Showing posts with label Chapter 28. Show all posts
Showing posts with label Chapter 28. Show all posts

Tuesday, June 28, 2022

Inventory Spikes

During 2021, much of the talk concerning inventory surrounded shortages due to a variety of factors. In response, many companies increased production and orders to combat supply chain disruptions and increased consumer demand coming out of COVID-19 lockdowns. Now, it appears that companies have overshot demand as inventories have surged. For example, inventories for global manufacturing companies reached a record $1.87 trillion.
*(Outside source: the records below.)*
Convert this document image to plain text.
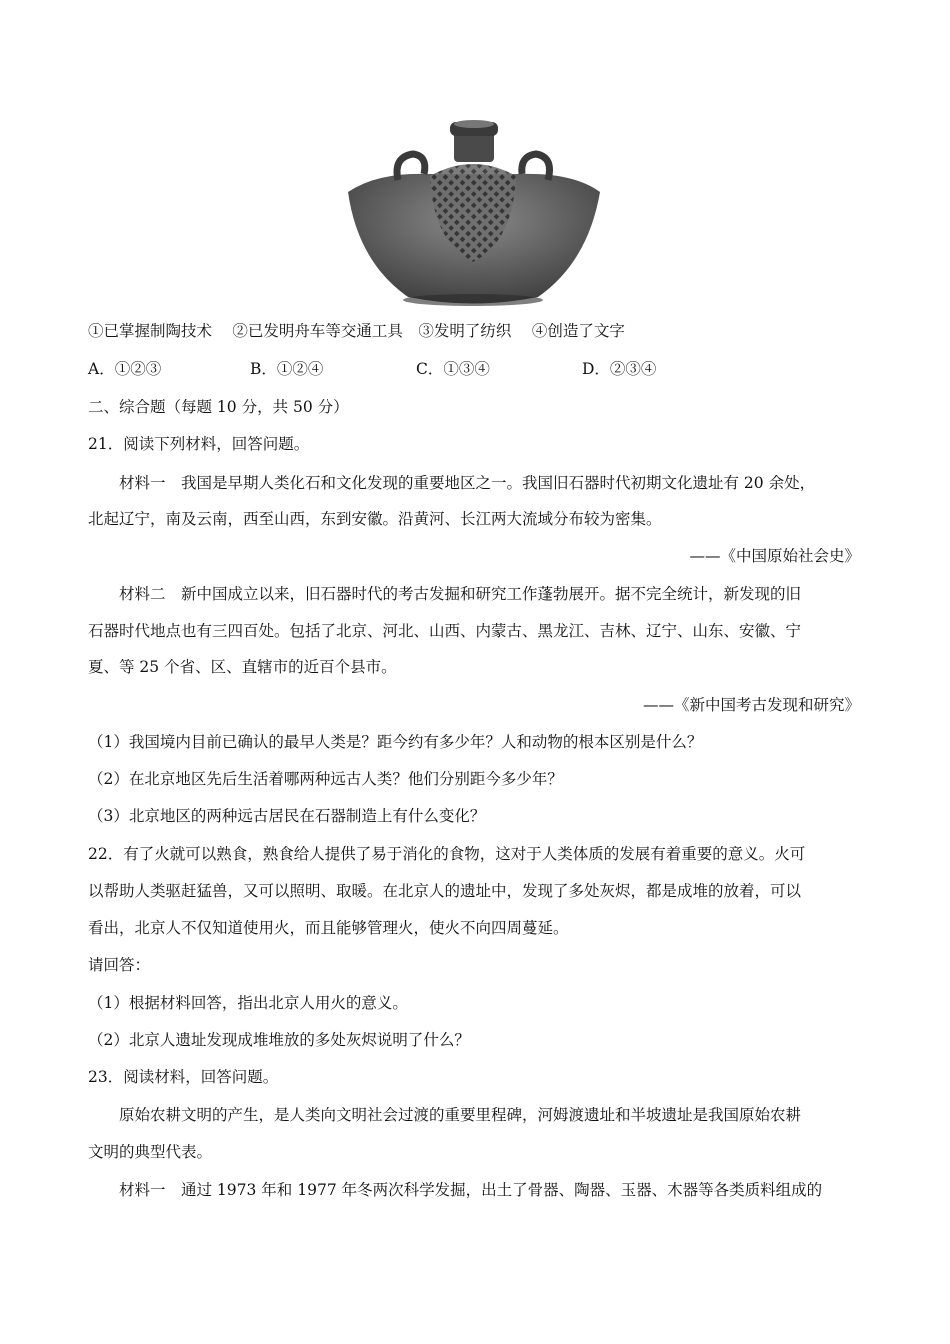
①已掌握制陶技术　 ②已发明舟车等交通工具　③发明了纺织　 ④创造了文字
A．①②③	B．①②④	C．①③④	D．②③④
二、综合题（每题 10 分，共 50 分）
21．阅读下列材料，回答问题。
材料一　我国是早期人类化石和文化发现的重要地区之一。我国旧石器时代初期文化遗址有 20 余处，
北起辽宁，南及云南，西至山西，东到安徽。沿黄河、长江两大流域分布较为密集。
——《中国原始社会史》
材料二　新中国成立以来，旧石器时代的考古发掘和研究工作蓬勃展开。据不完全统计，新发现的旧
石器时代地点也有三四百处。包括了北京、河北、山西、内蒙古、黑龙江、吉林、辽宁、山东、安徽、宁
夏、等 25 个省、区、直辖市的近百个县市。
——《新中国考古发现和研究》
（1）我国境内目前已确认的最早人类是？距今约有多少年？人和动物的根本区别是什么？
（2）在北京地区先后生活着哪两种远古人类？他们分别距今多少年？
（3）北京地区的两种远古居民在石器制造上有什么变化？
22．有了火就可以熟食，熟食给人提供了易于消化的食物，这对于人类体质的发展有着重要的意义。火可
以帮助人类驱赶猛兽，又可以照明、取暖。在北京人的遗址中，发现了多处灰烬，都是成堆的放着，可以
看出，北京人不仅知道使用火，而且能够管理火，使火不向四周蔓延。
请回答：
（1）根据材料回答，指出北京人用火的意义。
（2）北京人遗址发现成堆堆放的多处灰烬说明了什么？
23．阅读材料，回答问题。
原始农耕文明的产生，是人类向文明社会过渡的重要里程碑，河姆渡遗址和半坡遗址是我国原始农耕
文明的典型代表。
材料一　通过 1973 年和 1977 年冬两次科学发掘，出土了骨器、陶器、玉器、木器等各类质料组成的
As a result, inventory turnover for manufacturers increased to 81.1 days. And retailers are no different: Inventory for Macy's, Target, Walmart and other large retailers has increased from 17 to 45 percent compared to last year. This increased inventory is a boon for off-price retailers like Ross and TJ Maxx, which have a larger supply from big retailers offloading inventory. For many corporations, the excess inventory will likely negatively impact the bottom line.

Monday, March 15, 2021

Supply Chain Issues

Increasing demand for products in the U.S. has resulted in supply chain problems for many companies. For example, shipping from one Chinese manufacturer, which was 30 days a year and a half ago, is now three months and shipping costs have increased 50 percent. U.S. ports are a major bottleneck and ships can sit offshore for weeks at a time. Overall, global delivery times are the second longest on record. Shortages are the most severe for semiconductors, as demand increased when workers bought electronics to create home offices. In fact, the German Association of the Automotive Industry announced that only 240,000 passenger cars were made in February, about half of the November output. The reason given was the shortage of semiconductors.

Monday, March 1, 2021

Granting Credit

As with many other decisions in corporate finance, the decision to grant credit is industry specific. A recent survey indicates that the median company grants credit to about 30 percent of its customers. The 25th percentile company grants credit to 20 percent of its customers and the 75th percentile company grants credit to 50 percent of its customers. Car dealers grant credit about 83 percent of the time, while health care companies grant credit only 30 percent of the time. As with most decisions, remember the decision to grant credit is an NPV decision.

Tuesday, February 24, 2015

Inventory Shortage Costs

What is the optimal days' sales in inventory? It depends! Too much in inventory will result in large opportunity costs. In other words, a company has cash tied up in inventory that costs the company money and does not earn a return. However, too little inventory can be problematic as the company can experience shortage costs. In this article, the costs of inventory shortages are explained. For example, although just-in-time delivery is popular, it does create problems in supply chain management. Not only does a company need to monitor its suppliers to ensure they will be able to meet obligations, but a company must also monitor the supplier of the company's supplier. A disruption at any point in the supply chain can result in an inventory shortage. So, how much does an supply chain disruption affect a company's value? One study indicates that supply chain disruption can reduce a company's value by up to 7 percent.